The de Havilland DHC-1 Chipmunk — the British and Commonwealth postwar primary trainer that taught a generation of pilots the basics — captured as a sport-scale RC model.
The DHC-1 Chipmunk was the first postwar aviation project from de Havilland Canada and made its maiden flight on May 22, 1946, at Downsview, Toronto, with test pilot Pat Fillingham at the controls. The type was designed by Polish engineer Wsiewołod Jakimiuk, who had emigrated to Canada before the Second World War and brought European design sensibility to the requirement for a Canadian-built primary trainer that would be at home in both Royal Canadian Air Force and Royal Air Force service.

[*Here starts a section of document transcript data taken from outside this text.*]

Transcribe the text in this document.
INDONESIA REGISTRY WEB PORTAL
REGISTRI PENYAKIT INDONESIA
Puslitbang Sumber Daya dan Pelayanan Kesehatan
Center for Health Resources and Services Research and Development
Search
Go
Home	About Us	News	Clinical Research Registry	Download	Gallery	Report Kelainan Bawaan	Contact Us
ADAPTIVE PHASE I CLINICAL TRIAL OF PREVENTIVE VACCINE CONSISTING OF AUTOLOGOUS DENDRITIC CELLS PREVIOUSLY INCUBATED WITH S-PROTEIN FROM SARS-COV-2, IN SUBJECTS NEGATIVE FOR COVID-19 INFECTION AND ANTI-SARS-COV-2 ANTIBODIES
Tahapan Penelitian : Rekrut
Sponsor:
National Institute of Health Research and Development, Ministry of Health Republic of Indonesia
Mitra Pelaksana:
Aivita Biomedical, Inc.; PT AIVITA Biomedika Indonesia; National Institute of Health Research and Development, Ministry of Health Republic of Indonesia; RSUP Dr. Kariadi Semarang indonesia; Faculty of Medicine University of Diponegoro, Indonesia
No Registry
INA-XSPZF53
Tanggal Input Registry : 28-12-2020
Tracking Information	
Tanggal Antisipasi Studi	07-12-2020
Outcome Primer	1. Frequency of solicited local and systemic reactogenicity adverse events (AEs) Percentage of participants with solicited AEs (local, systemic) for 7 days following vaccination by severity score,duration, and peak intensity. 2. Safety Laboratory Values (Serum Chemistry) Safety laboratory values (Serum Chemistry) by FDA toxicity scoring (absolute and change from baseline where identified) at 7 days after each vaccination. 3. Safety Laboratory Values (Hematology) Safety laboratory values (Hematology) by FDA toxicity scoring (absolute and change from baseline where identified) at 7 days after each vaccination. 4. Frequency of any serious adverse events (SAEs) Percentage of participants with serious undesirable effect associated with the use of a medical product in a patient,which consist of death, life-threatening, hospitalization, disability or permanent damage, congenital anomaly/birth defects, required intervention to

Jakimiuk's design was a clean break from the open-cockpit biplane trainers that had taught wartime cadets — a low-wing cantilever monoplane with an enclosed cockpit under a rear-sliding canopy, taildragger landing gear, and the kind of forgiving handling that suited an ab initio student. The RCAF received 113 Chipmunks for primary training and reserve refresher work, and the RAF eventually operated 735 Chipmunks (designated T.10 in British service), which were built in the United Kingdom by de Havilland's parent company. Total production reached 1,283 airframes between 1946 and 1958: 217 in Canada, 1,000 in the UK, and 66 under license in Portugal.
The Chipmunk continued in active military training service into the 1970s, and many surviving airframes are still flying today as warbird-class trainers and personal aircraft. The unmistakable low-wing Chipmunk silhouette — long, slim fuselage, characteristic tall canopy, taildragger stance — is one of the more recognizable trainer subjects in modern RC scale flying, particularly for European and Commonwealth pilots whose flying heritage is rooted in the type.
A friendly scale subject in the spirit of a real Chipmunk. Predictable handling, gentle stall, and the kind of forgiving low-wing taildragger character that suits an early-aileron pilot. Use it for warbird-style scale flying without the demanding edge of a fighter — pattern circuits, gentle aerobatics, three-point landings. Pairs well with grass-strip landscapes that suit a postwar primary-trainer aesthetic. A natural step in the trainer-to-warbird progression.